12. Then it is said that the share in the estate is not specified. What is specified is this: The whole of the sudder jumma is specified. The jumma of the portion in respect of which a separate account was opened is specified, and the jumma of the ijmali portion is specified. Prima facie, therefore', the sale notification does specify the share in the estate, because, where a separate account is opened under Section 10 of Act XI of 1859, it is only the jumma that has been separated. Therefore the estate is specified, and as td the thing which has been divided the division is specified. But it is said that in this particular case the matter is different, that the division of the jumma does not show the shares in the estate, the shareholders not holding similar shares in all the mouzahs making up the estate. But does that affect the shares of the estate, that is, the shares of the mehal? We think it does not. 'Estate' has been defined in Bengal Act VII of 1868. The words of Section 6 point throughout to estates and shares of estates, not to particular properties which make up estates. Then we must remember that the Collector, when he acts under Sections 10 and 11, may or may not know the shares in the mouzahs making up an estate. What is to be stated to him is the shares of the estate, and if the parties do not dispute the shares in that estate as they did not in this case, he assesses the revenue accordingly and opens separate accounts. But in such a case, the Collector has no reason for inquiring what the shares of the parties may be in the mouzahs, if the shares in the mouzahs be different from the shares in the estate. The authorities are to the same effect. In the case of Amirunnessa Khatoon v. The Secretary of State I.L.R. 10 Cal. 63 heard before Garth, C.J., and Macpherson, J., it was held that it was unnecessary to specify in the notification of sale the names of the mouzahs included in the property sought to be sold. If in selling an estate it is unnecessary to specify the mouzahs of which that estate is made up, why should it be necessary, when selling a share in an estate, to specify the shares or mouzahs of which that share is made up
13. The objection based on Section 6 therefore fails.

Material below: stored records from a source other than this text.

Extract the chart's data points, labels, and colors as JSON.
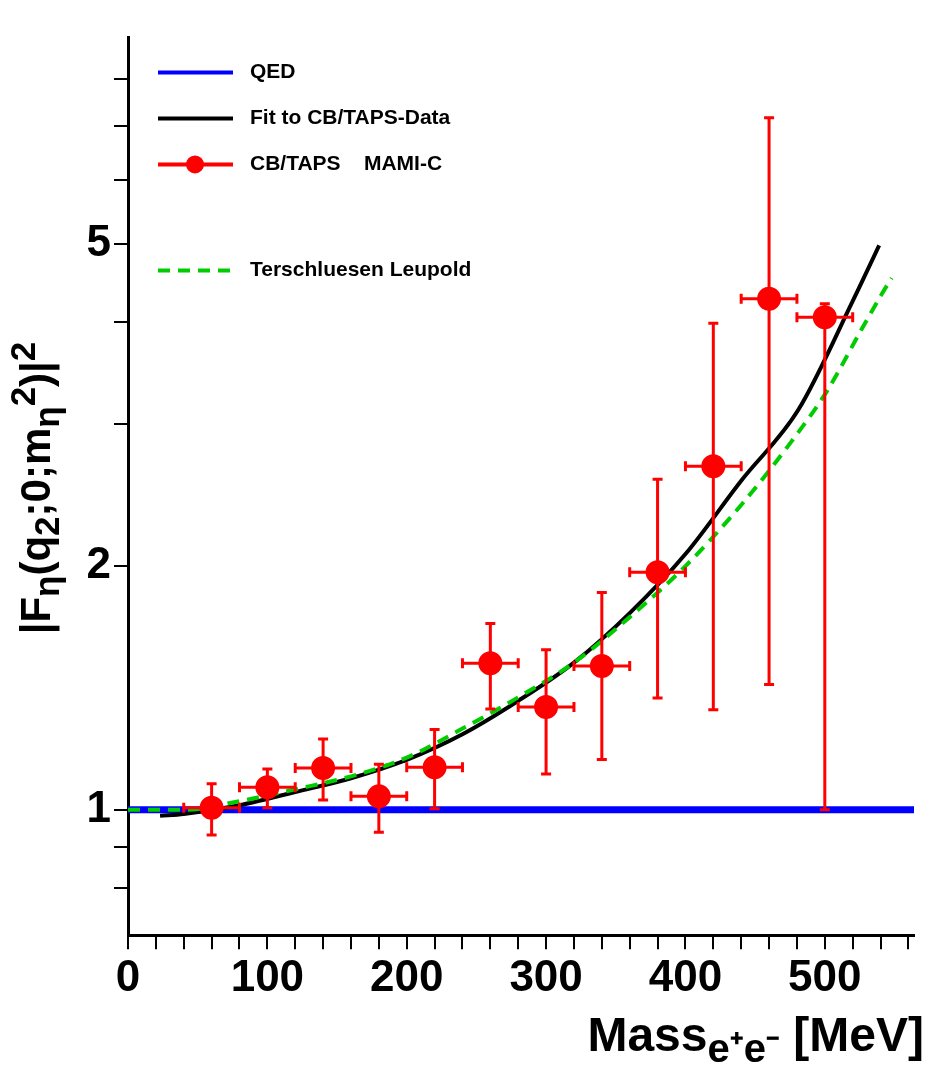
{
  "chart_data": {
    "type": "line",
    "xlabel": "Mass$_{e⁺e⁻}$ [MeV]",
    "ylabel": "|F$_{η}$(q$_{2}$;0;m$_{η}$$^{2}$)|$^{2}$",
    "log": "y",
    "grid": false,
    "legend": "top left",
    "xlim": [
      0,
      564
    ],
    "xticks": [
      0,
      {
        "value": 20,
        "label": null
      },
      {
        "value": 40,
        "label": null
      },
      {
        "value": 60,
        "label": null
      },
      {
        "value": 80,
        "label": null
      },
      100,
      {
        "value": 120,
        "label": null
      },
      {
        "value": 140,
        "label": null
      },
      {
        "value": 160,
        "label": null
      },
      {
        "value": 180,
        "label": null
      },
      200,
      {
        "value": 220,
        "label": null
      },
      {
        "value": 240,
        "label": null
      },
      {
        "value": 260,
        "label": null
      },
      {
        "value": 280,
        "label": null
      },
      300,
      {
        "value": 320,
        "label": null
      },
      {
        "value": 340,
        "label": null
      },
      {
        "value": 360,
        "label": null
      },
      {
        "value": 380,
        "label": null
      },
      400,
      {
        "value": 420,
        "label": null
      },
      {
        "value": 440,
        "label": null
      },
      {
        "value": 460,
        "label": null
      },
      {
        "value": 480,
        "label": null
      },
      500,
      {
        "value": 520,
        "label": null
      },
      {
        "value": 540,
        "label": null
      },
      {
        "value": 560,
        "label": null
      }
    ],
    "ylim": [
      0.7,
      9
    ],
    "yticks": [
      {
        "value": 0.8,
        "label": null
      },
      {
        "value": 0.9,
        "label": null
      },
      1,
      2,
      {
        "value": 3,
        "label": null
      },
      {
        "value": 4,
        "label": null
      },
      5,
      {
        "value": 6,
        "label": null
      },
      {
        "value": 7,
        "label": null
      },
      {
        "value": 8,
        "label": null
      }
    ],
    "series": [
      {
        "name": "QED",
        "color": "#0000ff",
        "marker": "none",
        "line_style": "solid",
        "x": [
          0,
          564
        ],
        "values": [
          1.0,
          1.0
        ]
      },
      {
        "name": "Fit to CB/TAPS-Data",
        "color": "#000000",
        "marker": "none",
        "line_style": "solid",
        "x": [
          23,
          40,
          80,
          120,
          160,
          200,
          240,
          279,
          320,
          360,
          400,
          440,
          481,
          520,
          539
        ],
        "values": [
          0.983,
          0.988,
          1.013,
          1.052,
          1.094,
          1.153,
          1.24,
          1.36,
          1.52,
          1.75,
          2.07,
          2.55,
          3.12,
          4.25,
          4.98
        ]
      },
      {
        "name": "CB/TAPS    MAMI-C",
        "type": "scatter",
        "color": "#ff0000",
        "marker": "circle",
        "x": [
          60,
          100,
          140,
          180,
          220,
          260,
          300,
          340,
          380,
          420,
          460,
          500
        ],
        "values": [
          1.006,
          1.066,
          1.126,
          1.039,
          1.129,
          1.517,
          1.34,
          1.505,
          1.966,
          2.657,
          4.28,
          4.06
        ],
        "errors": [
          [
            0.931,
            1.077
          ],
          [
            1.006,
            1.123
          ],
          [
            1.028,
            1.223
          ],
          [
            0.938,
            1.138
          ],
          [
            1.003,
            1.257
          ],
          [
            1.332,
            1.699
          ],
          [
            1.107,
            1.577
          ],
          [
            1.154,
            1.856
          ],
          [
            1.374,
            2.56
          ],
          [
            1.329,
            3.99
          ],
          [
            1.428,
            7.16
          ],
          [
            1.0,
            4.22
          ]
        ],
        "xerrors": [
          20,
          20,
          20,
          20,
          20,
          20,
          20,
          20,
          20,
          20,
          20,
          20
        ]
      },
      {
        "name": "Terschluesen Leupold",
        "color": "#00cc00",
        "marker": "none",
        "line_style": "dashed",
        "x": [
          0,
          40,
          80,
          120,
          160,
          200,
          240,
          279,
          320,
          360,
          400,
          440,
          476,
          502,
          527,
          541,
          548
        ],
        "values": [
          1.0,
          1.0,
          1.025,
          1.06,
          1.1,
          1.16,
          1.26,
          1.374,
          1.52,
          1.73,
          2.0,
          2.38,
          2.85,
          3.3,
          3.94,
          4.34,
          4.54
        ]
      }
    ]
  }
}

14. The next objection taken is under Section 5. It is said that the property being under attachment in the way that I have already described was not liable to be sold at all, because, first, it was under the management of the Court of Wards. On the evidence it appears to us perfectly clear, as it did to the Court below, that it was not under the management of the Court of Wards.
15. It is then said that it was not liable to be sold because it was held under attachment by the Revenue authorities by order of a judicial authority. But it is very clear that; what that section points to is not an attachment in the sense in which the term is used in the Code of Civil Procedure, but an attachment such as is provided for in the Criminal Procedure Code, which takes the property out of the possession of the ordinary owner and places it into the possession of the Collector. The distinction is pointed out by the Privy Council in the case of Bunwari Lall Sahu v. Mohabir Persad Singh 12 B.L.R. 297.

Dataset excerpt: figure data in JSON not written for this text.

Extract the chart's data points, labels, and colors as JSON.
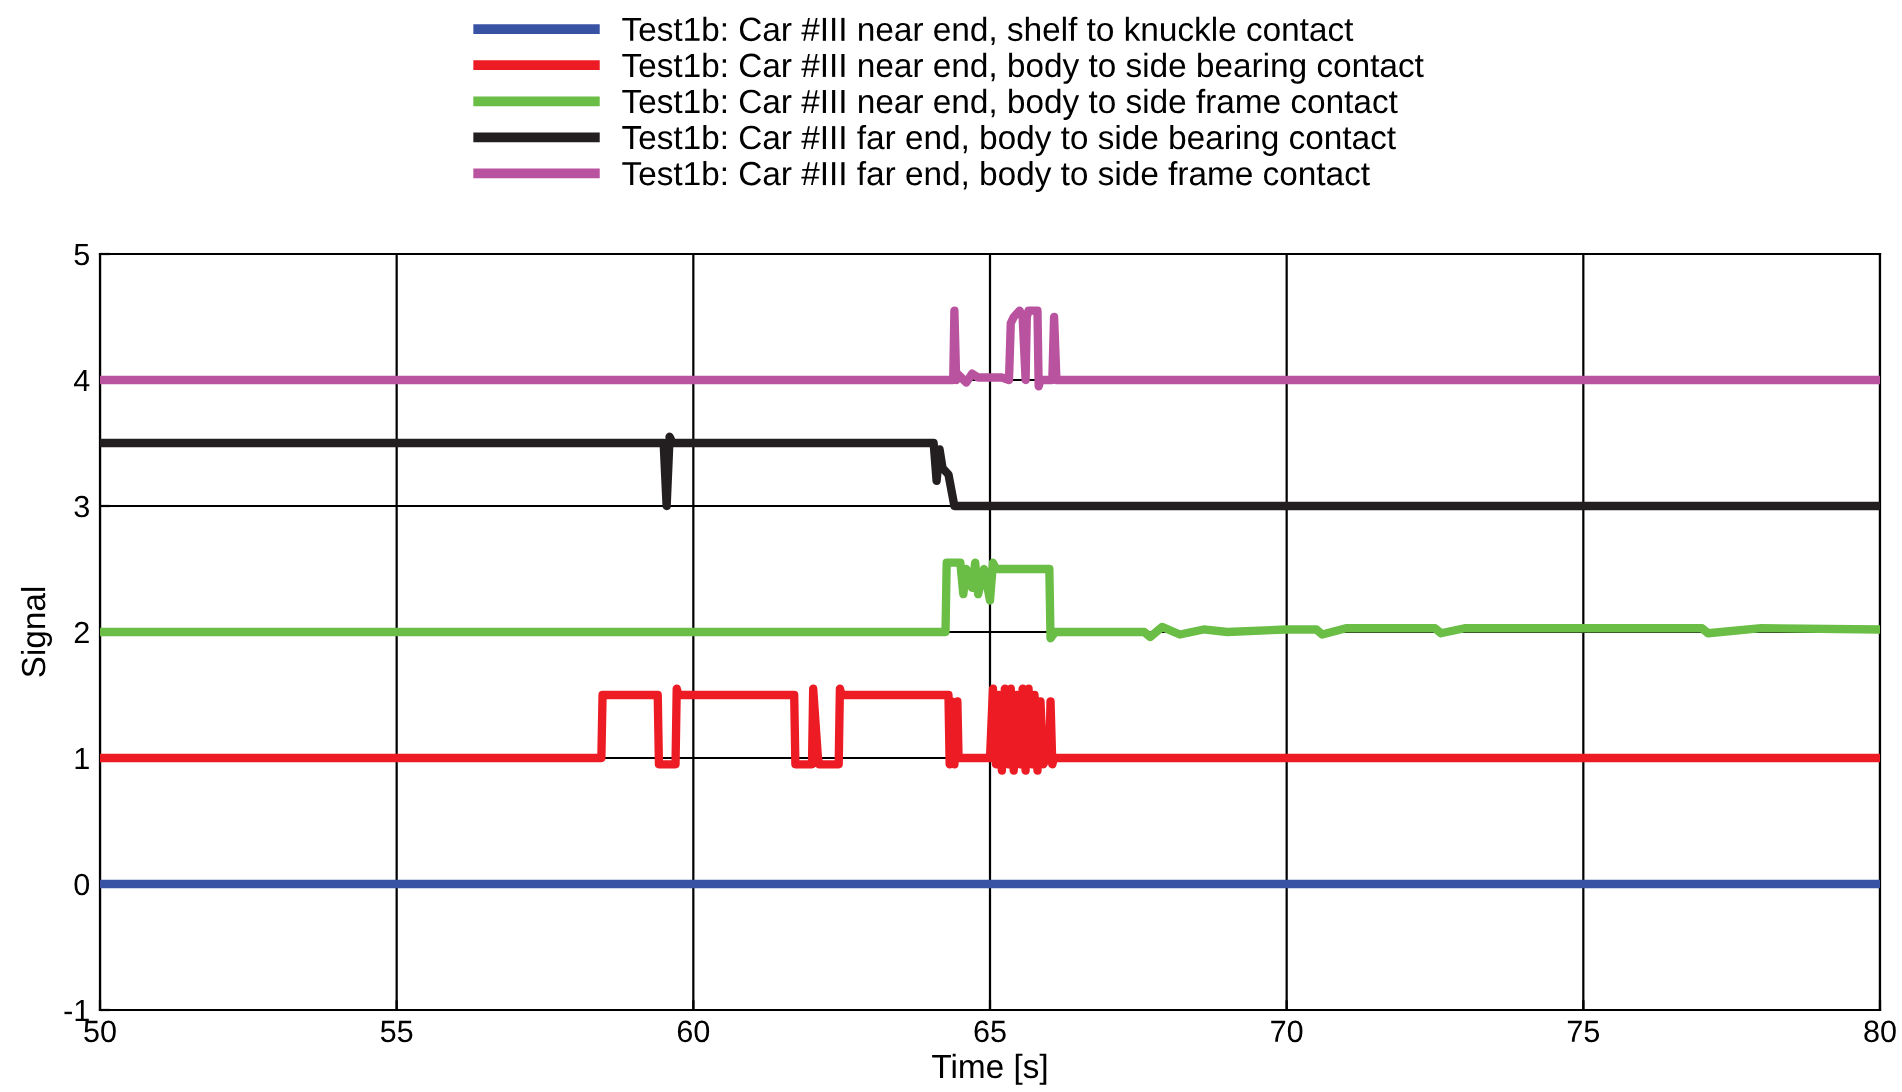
{
  "chart_data": {
    "type": "line",
    "xlabel": "Time [s]",
    "ylabel": "Signal",
    "xlim": [
      50,
      80
    ],
    "ylim": [
      -1,
      5
    ],
    "xticks": [
      50,
      55,
      60,
      65,
      70,
      75,
      80
    ],
    "yticks": [
      -1,
      0,
      1,
      2,
      3,
      4,
      5
    ],
    "grid": true,
    "legend": "top",
    "line_style": "solid",
    "marker": "none",
    "series": [
      {
        "name": "Test1b: Car #III near end, shelf to knuckle contact",
        "color": "#3953a4",
        "x": [
          50,
          80
        ],
        "values": [
          0,
          0
        ]
      },
      {
        "name": "Test1b: Car #III near end, body to side bearing contact",
        "color": "#ed1c24",
        "x": [
          50,
          58.45,
          58.47,
          59.4,
          59.42,
          59.5,
          59.7,
          59.72,
          59.75,
          61.7,
          61.72,
          61.8,
          62.0,
          62.02,
          62.1,
          62.12,
          62.45,
          62.47,
          62.5,
          64.3,
          64.32,
          64.35,
          64.4,
          64.45,
          64.47,
          64.5,
          65.0,
          65.05,
          65.1,
          65.15,
          65.2,
          65.25,
          65.3,
          65.35,
          65.4,
          65.45,
          65.5,
          65.55,
          65.6,
          65.65,
          65.7,
          65.75,
          65.8,
          65.85,
          65.9,
          65.95,
          66.0,
          66.02,
          66.05,
          66.08,
          80
        ],
        "values": [
          1,
          1,
          1.5,
          1.5,
          0.95,
          0.95,
          0.95,
          1.55,
          1.5,
          1.5,
          0.95,
          0.95,
          0.95,
          1.55,
          1.0,
          0.95,
          0.95,
          1.55,
          1.5,
          1.5,
          0.95,
          1.45,
          0.95,
          1.45,
          1.0,
          1.0,
          1.0,
          1.55,
          0.95,
          1.5,
          0.9,
          1.55,
          0.95,
          1.55,
          0.9,
          1.5,
          0.95,
          1.55,
          0.9,
          1.55,
          0.95,
          1.5,
          0.9,
          1.45,
          0.95,
          1.0,
          1.0,
          1.45,
          0.95,
          1.0,
          1
        ]
      },
      {
        "name": "Test1b: Car #III near end, body to side frame contact",
        "color": "#6abd45",
        "x": [
          50,
          64.25,
          64.27,
          64.5,
          64.55,
          64.6,
          64.7,
          64.75,
          64.8,
          64.9,
          65.0,
          65.05,
          65.1,
          65.17,
          66.0,
          66.02,
          66.1,
          67.6,
          67.7,
          67.9,
          68.2,
          68.6,
          69,
          70,
          70.5,
          70.6,
          71,
          72,
          72.5,
          72.6,
          73,
          75,
          76,
          77,
          77.1,
          78,
          80
        ],
        "values": [
          2,
          2,
          2.55,
          2.55,
          2.3,
          2.5,
          2.35,
          2.55,
          2.3,
          2.5,
          2.25,
          2.55,
          2.5,
          2.5,
          2.5,
          1.95,
          2.0,
          2.0,
          1.96,
          2.04,
          1.98,
          2.02,
          2.0,
          2.02,
          2.02,
          1.98,
          2.03,
          2.03,
          2.03,
          1.99,
          2.03,
          2.03,
          2.03,
          2.03,
          1.99,
          2.03,
          2.02
        ]
      },
      {
        "name": "Test1b: Car #III far end, body to side bearing contact",
        "color": "#231f20",
        "x": [
          50,
          59.5,
          59.55,
          59.6,
          59.65,
          59.7,
          64.05,
          64.1,
          64.15,
          64.2,
          64.3,
          64.4,
          64.46,
          80
        ],
        "values": [
          3.5,
          3.5,
          3.0,
          3.55,
          3.5,
          3.5,
          3.5,
          3.2,
          3.45,
          3.3,
          3.25,
          3.0,
          3.0,
          3.0
        ]
      },
      {
        "name": "Test1b: Car #III far end, body to side frame contact",
        "color": "#b9529f",
        "x": [
          50,
          64.38,
          64.4,
          64.43,
          64.45,
          64.6,
          64.7,
          64.8,
          65.0,
          65.2,
          65.32,
          65.35,
          65.4,
          65.5,
          65.55,
          65.6,
          65.62,
          65.65,
          65.8,
          65.82,
          65.85,
          66.05,
          66.08,
          66.12,
          80
        ],
        "values": [
          4,
          4,
          4.55,
          4.0,
          4.05,
          3.98,
          4.05,
          4.02,
          4.02,
          4.02,
          4.0,
          4.45,
          4.5,
          4.55,
          4.5,
          4.0,
          4.5,
          4.55,
          4.55,
          3.95,
          4.0,
          4.0,
          4.5,
          4.0,
          4
        ]
      }
    ]
  }
}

16. For these reasons we are unable to agree with the lower Court in the view which it took with regard to the effect in this case of Section 5 and of Section 6. We agree with the lower Court in all those points in which it decided against the contention of the plaintiffs.

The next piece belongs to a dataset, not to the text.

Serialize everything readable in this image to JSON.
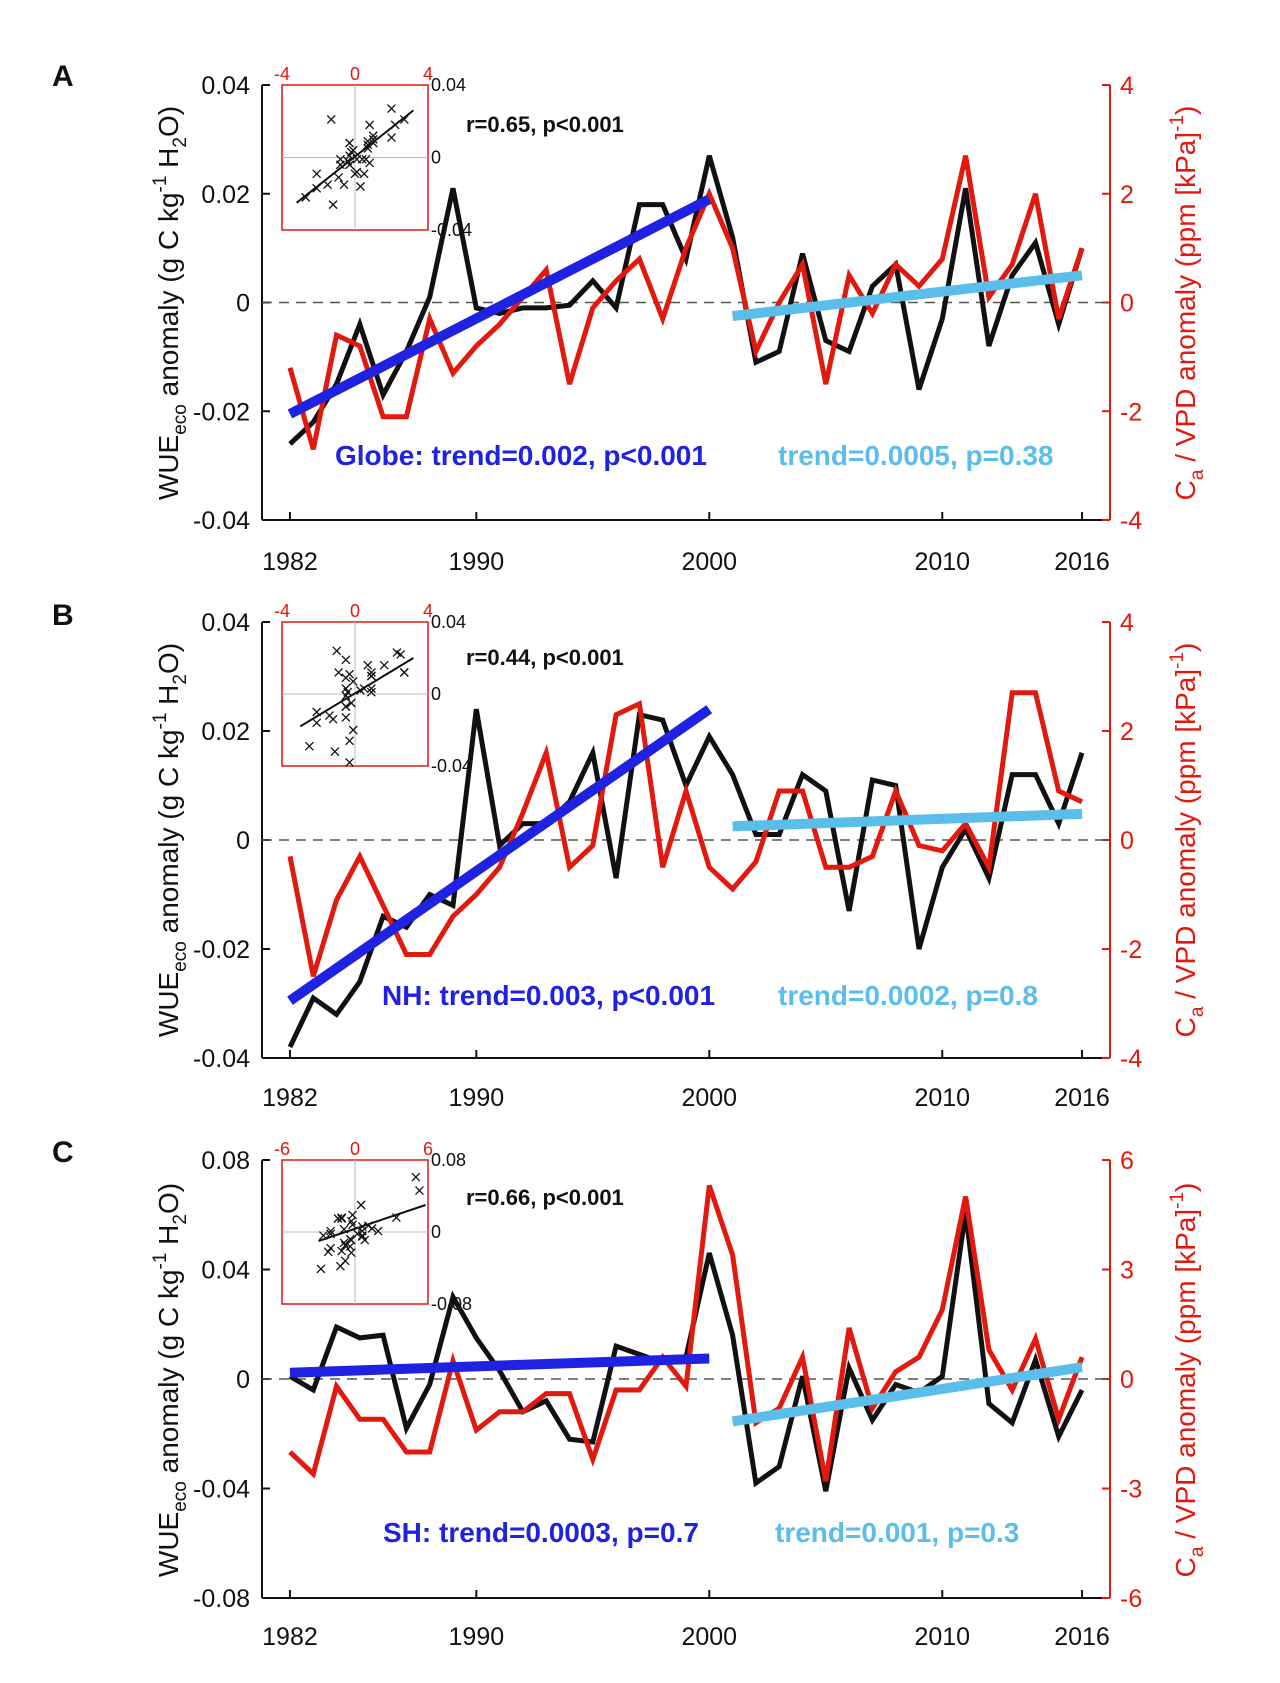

17. The result is that in our judgment all the objections to the sale fail, that is to say, all the objections which a Court of law can give any effect to.
18. If, as suggested by the respondents' vakeel before us, this is a case of special hardship to the plaintiffs either from their being infants, or, for any other reason, the Court of law have not the power to interfere. If there be any power for such a contention, it is a matter for the consideration of the local Government.
19. The decision of the lower Court must be set aside, and the suit dismissed with costs in both Courts.
20. This judgment will govern the other two cases, namely, the appeals from Original Decrees Nos. 359 and 360 of 1885.